SALADO — James Robison, a senior at Salado High School, has begun an unusual and some would say difficult undertaking: He’s trying to get a veterans memorial built in the village.
Robison, 19, is a part of the Texas FFA Ford Leadership Program. The program is an exclusive, six-month-long leadership development course for high school students. Out of 200 Texas FFA members who apply every year, a total of 10 are accepted.
Throughout the program, students are expected to develop and complete a service project in their respective communities. Other students in the program planned and executed a community beautification project and after-school tutoring; Robison’s project is unique in its size and scope.
“Most of the projects are in the $1,000 to $2,000 range,” Robison said. “This costs $25,000. No one has done anything like this before.”
Robison’s project is attempting to raise the funds and construct an entire veterans memorial.
His star-shaped, open plaza design features five obelisks ringing a water fountain.
“One for each branch of service: the Army, Navy, Air Force, Marines and (Coast Guard) ,” said Robison, who was inspired to create a memorial because so many people from this area are veterans. “A memorial will give the community something that can be used for events like Memorial Day and Veterans Day,”
Travis Burleson, pastor of Salado First Baptist Church, said Robison’s desire to work for the community was impressive.
“He genuinely wants to do something for the village,” Burleson said. “I didn’t get the sense that he was a kid who was just looking to do a project to burnish a college application.”
Fred Brown, a member of the village’s board of aldermen, was similarly impressed by Robison’s enthusiasm and thinks the memorial, when it’s completed, will be a great addition to the community.

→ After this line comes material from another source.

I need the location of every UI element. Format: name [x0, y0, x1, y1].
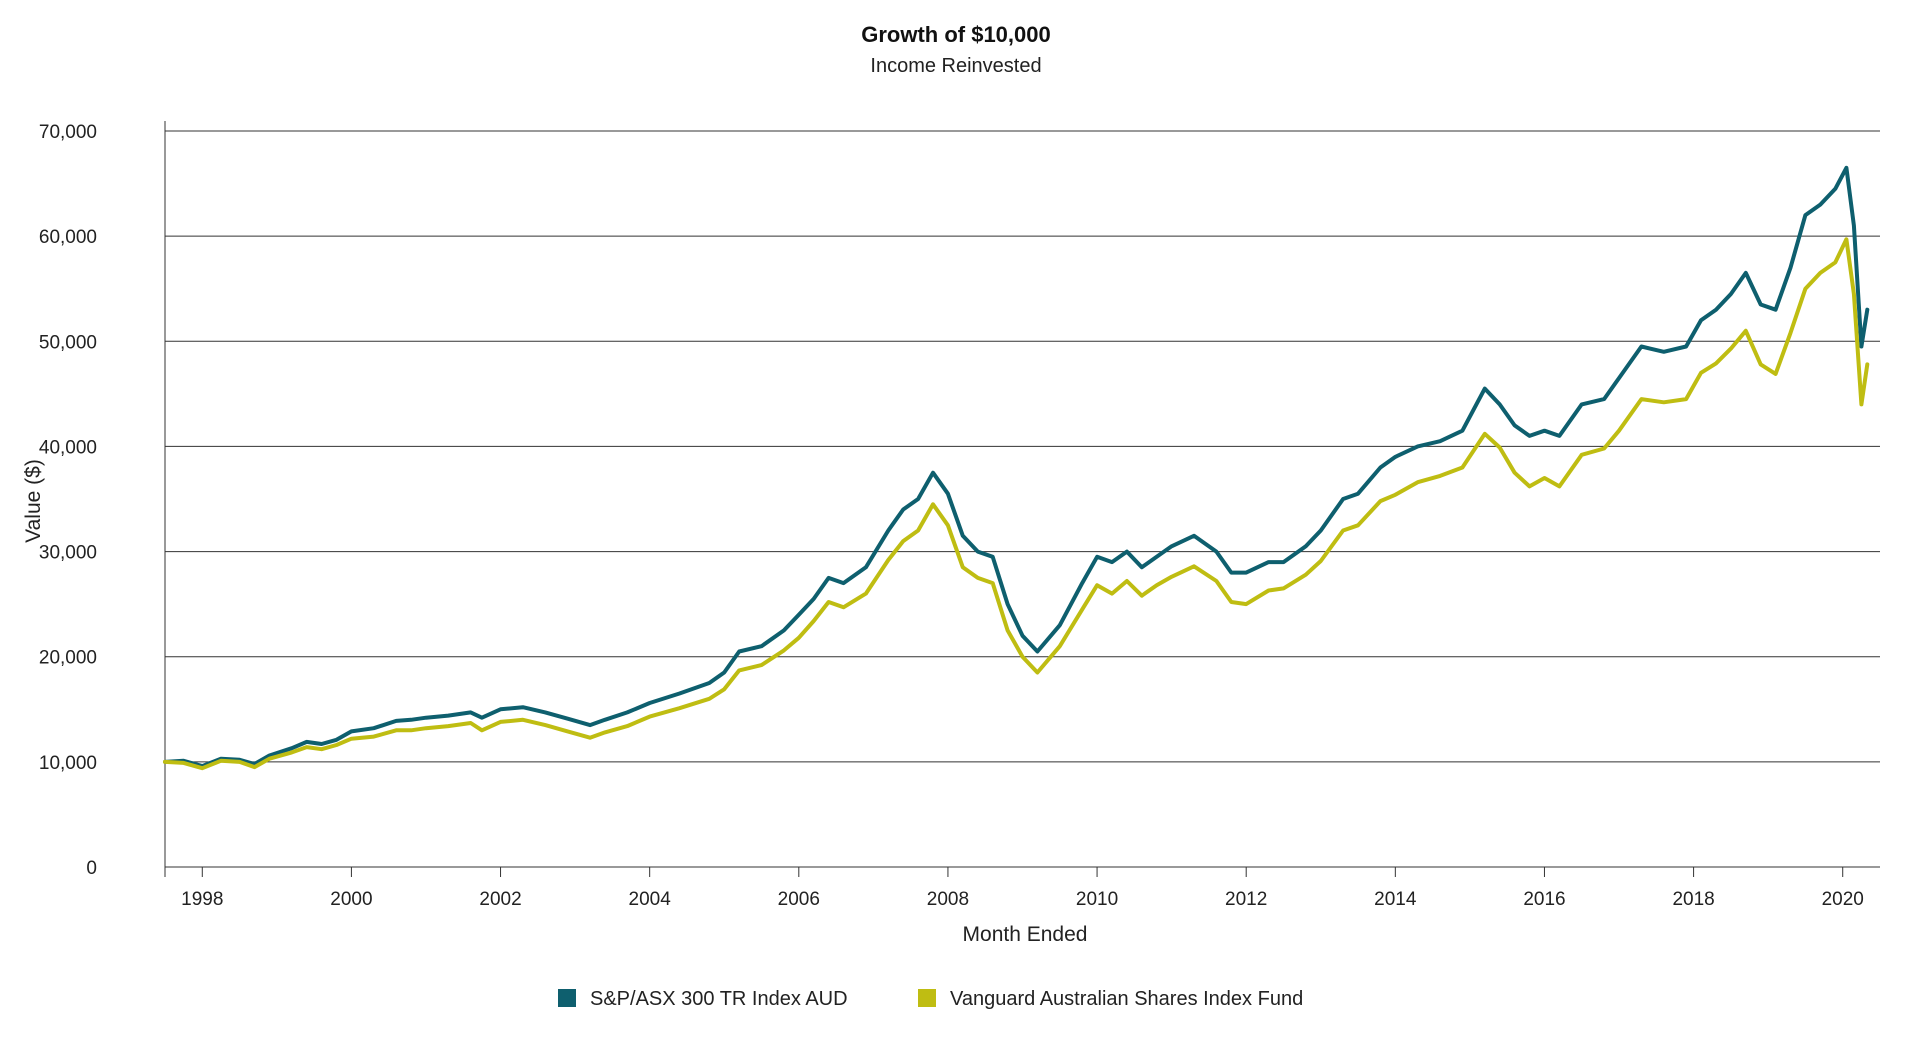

“It has tremendous potential for the village,” Brown said, “simply because of the retired and active-duty military here.” Because of the difficulty raising $25,000 in funds and constructing an estimated 50-foot by 50-foot monument, the FFA agreed to push the deadline for Robison’s project back six months.
“Everyone else completed their projects back in January,” Robison said. “Because of what I’m doing, I have until July.”